First note that the problem can be reformulated as

$$ \begin{array}{ll}\min_{P\succ0,\beta\in\mathbb{R}^n} \gamma \quad \text{s.t.}\quad& (A_0+B\beta^T)^{T}P(A_0+B\beta^T)-P\prec0,\\ & ||F^T\beta-y||\le\gamma. \end{array} $$ where $A_0$ and $B$ are obvious from the definition of $A$. This problem is equivalent in turn to

$$ \begin{array}{ll}\min_{P\succ0,\beta\in\mathbb{R}^n}\gamma \quad \text{s.t.}\quad& \begin{bmatrix} -P & (A_0+B\beta^T)^{T}P\\ P(A_0+B\beta^T) & -P \end{bmatrix}\prec0,\\ &\begin{bmatrix} -\gamma & (F^T\beta-y)^T\\ F^T\beta-y & -\gamma I \end{bmatrix}\preceq0. \end{array} $$

For a fixed $\beta$, the above problem is an LMI problem in $P,\gamma$. Conversely, for a fixed $P$, the above problem is an LMI problem in $\beta,\gamma$. We will exploit this in our algorithm.

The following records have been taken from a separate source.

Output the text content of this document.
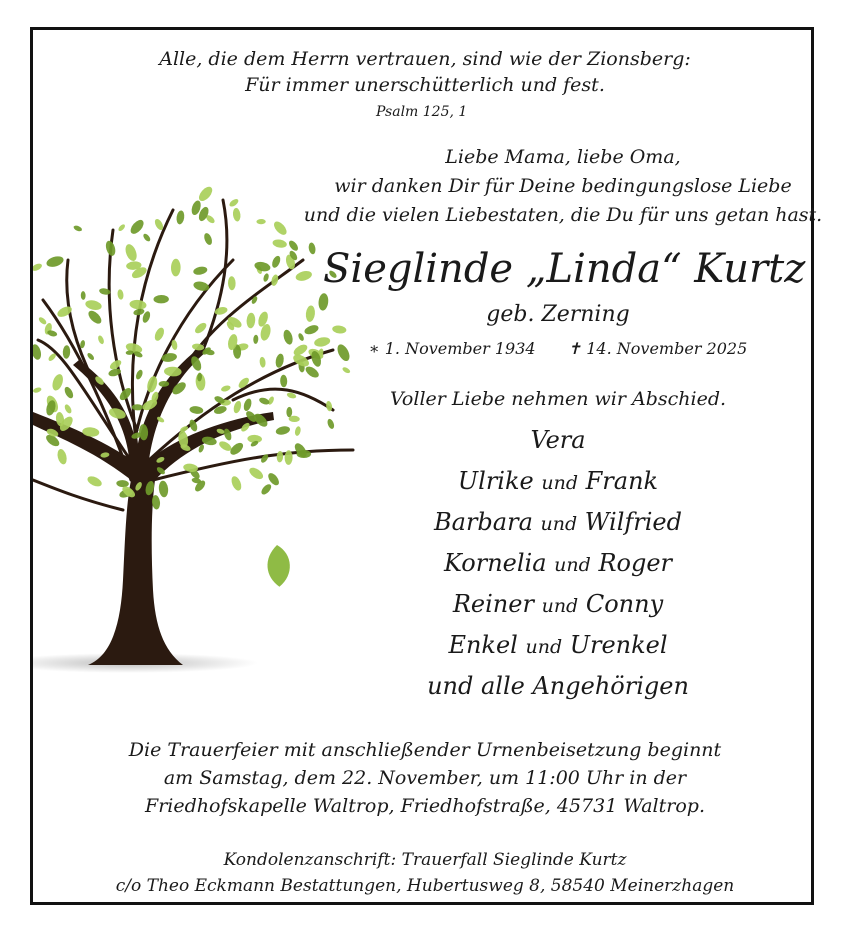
Alle, die dem Herrn vertrauen, sind wie der Zionsberg:
Für immer unerschütterlich und fest.
Psalm 125, 1
Liebe Mama, liebe Oma,
wir danken Dir für Deine bedingungslose Liebe
und die vielen Liebestaten, die Du für uns getan hast.
Sieglinde „Linda“ Kurtz
geb. Zerning
∗ 1. November 1934 ✝ 14. November 2025
Voller Liebe nehmen wir Abschied.
Vera
Ulrike und Frank
Barbara und Wilfried
Kornelia und Roger
Reiner und Conny
Enkel und Urenkel
und alle Angehörigen
Die Trauerfeier mit anschließender Urnenbeisetzung beginnt
am Samstag, dem 22. November, um 11:00 Uhr in der
Friedhofskapelle Waltrop, Friedhofstraße, 45731 Waltrop.
Kondolenzanschrift: Trauerfall Sieglinde Kurtz
c/o Theo Eckmann Bestattungen, Hubertusweg 8, 58540 Meinerzhagen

Now, we can easily find $\beta$ such that $A+B\beta^T$ is Schur stable because $A$ is in companion form and $\beta$ will contain the coefficients of the characteristic polynomial, which can be chosen to be Schur stable. Alternatively, $\beta$ can be computed by solving an LMI problem.

Now this $\beta$ will serve as an initialization point for our algorithm that reads as follows:

  1. Given $\beta$, solve the above LMI problem for $P\succ0$ and $\gamma>0$. Store $P$.
  2. Given $P$ solve the above LMI problem for $\beta$ and $\gamma>0$. Store $\beta$.
  3. Evaluate a stopping condition (e.g. $\gamma$ does not change anymore). If it is satisfied, then stop the algorithm and return $(\gamma,P,\beta)$ otherwise go to Step 1.

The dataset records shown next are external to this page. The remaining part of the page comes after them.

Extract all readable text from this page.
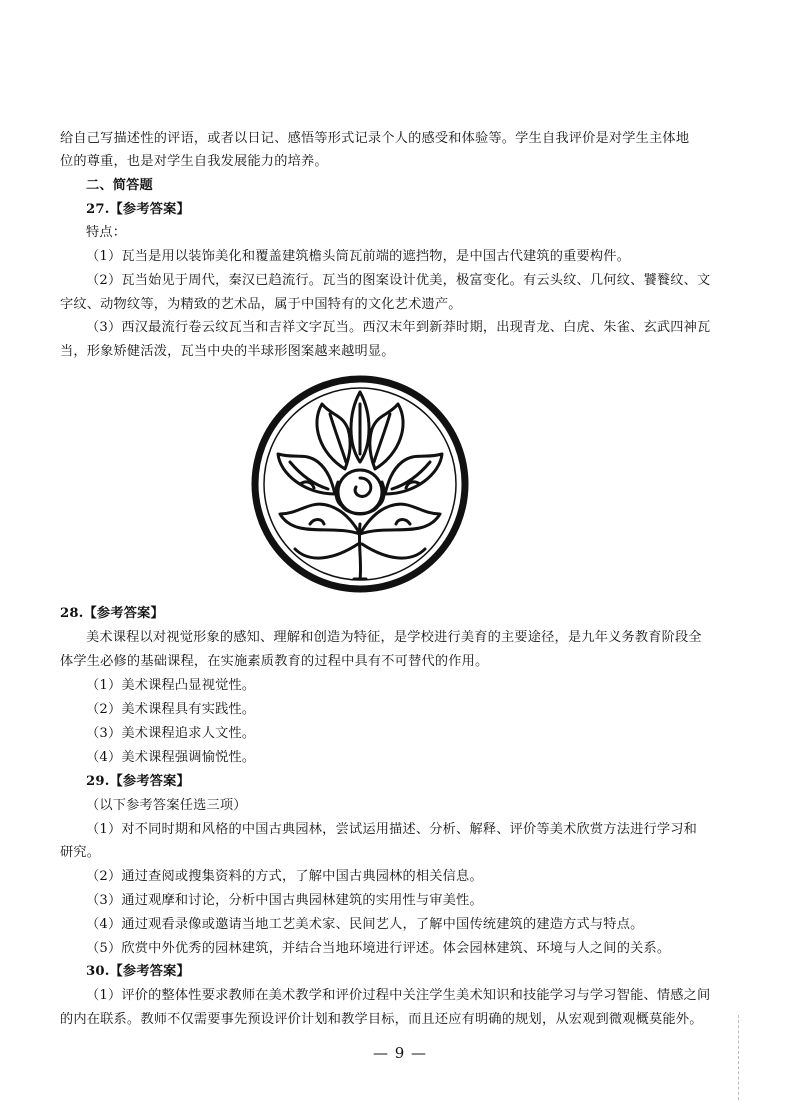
给自己写描述性的评语，或者以日记、感悟等形式记录个人的感受和体验等。学生自我评价是对学生主体地
位的尊重，也是对学生自我发展能力的培养。
二、简答题
27.【参考答案】
特点：
（1）瓦当是用以装饰美化和覆盖建筑檐头筒瓦前端的遮挡物，是中国古代建筑的重要构件。
（2）瓦当始见于周代，秦汉已趋流行。瓦当的图案设计优美，极富变化。有云头纹、几何纹、饕餮纹、文
字纹、动物纹等，为精致的艺术品，属于中国特有的文化艺术遗产。
（3）西汉最流行卷云纹瓦当和吉祥文字瓦当。西汉末年到新莽时期，出现青龙、白虎、朱雀、玄武四神瓦
当，形象矫健活泼，瓦当中央的半球形图案越来越明显。
28.【参考答案】
美术课程以对视觉形象的感知、理解和创造为特征，是学校进行美育的主要途径，是九年义务教育阶段全
体学生必修的基础课程，在实施素质教育的过程中具有不可替代的作用。
（1）美术课程凸显视觉性。
（2）美术课程具有实践性。
（3）美术课程追求人文性。
（4）美术课程强调愉悦性。
29.【参考答案】
（以下参考答案任选三项）
（1）对不同时期和风格的中国古典园林，尝试运用描述、分析、解释、评价等美术欣赏方法进行学习和
研究。
（2）通过查阅或搜集资料的方式，了解中国古典园林的相关信息。
（3）通过观摩和讨论，分析中国古典园林建筑的实用性与审美性。
（4）通过观看录像或邀请当地工艺美术家、民间艺人，了解中国传统建筑的建造方式与特点。
（5）欣赏中外优秀的园林建筑，并结合当地环境进行评述。体会园林建筑、环境与人之间的关系。
30.【参考答案】
（1）评价的整体性要求教师在美术教学和评价过程中关注学生美术知识和技能学习与学习智能、情感之间
的内在联系。教师不仅需要事先预设评价计划和教学目标，而且还应有明确的规划，从宏观到微观概莫能外。
— 9 —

This algorithm is not guaranteed to converge globally, but $\gamma$ is guaranteed to be nonincreasing. So, the sequence of the computed $\gamma$'s will converge.

If needed, several initial conditions can be considered to explore the initialization space and increase the chances of getting a global optimum.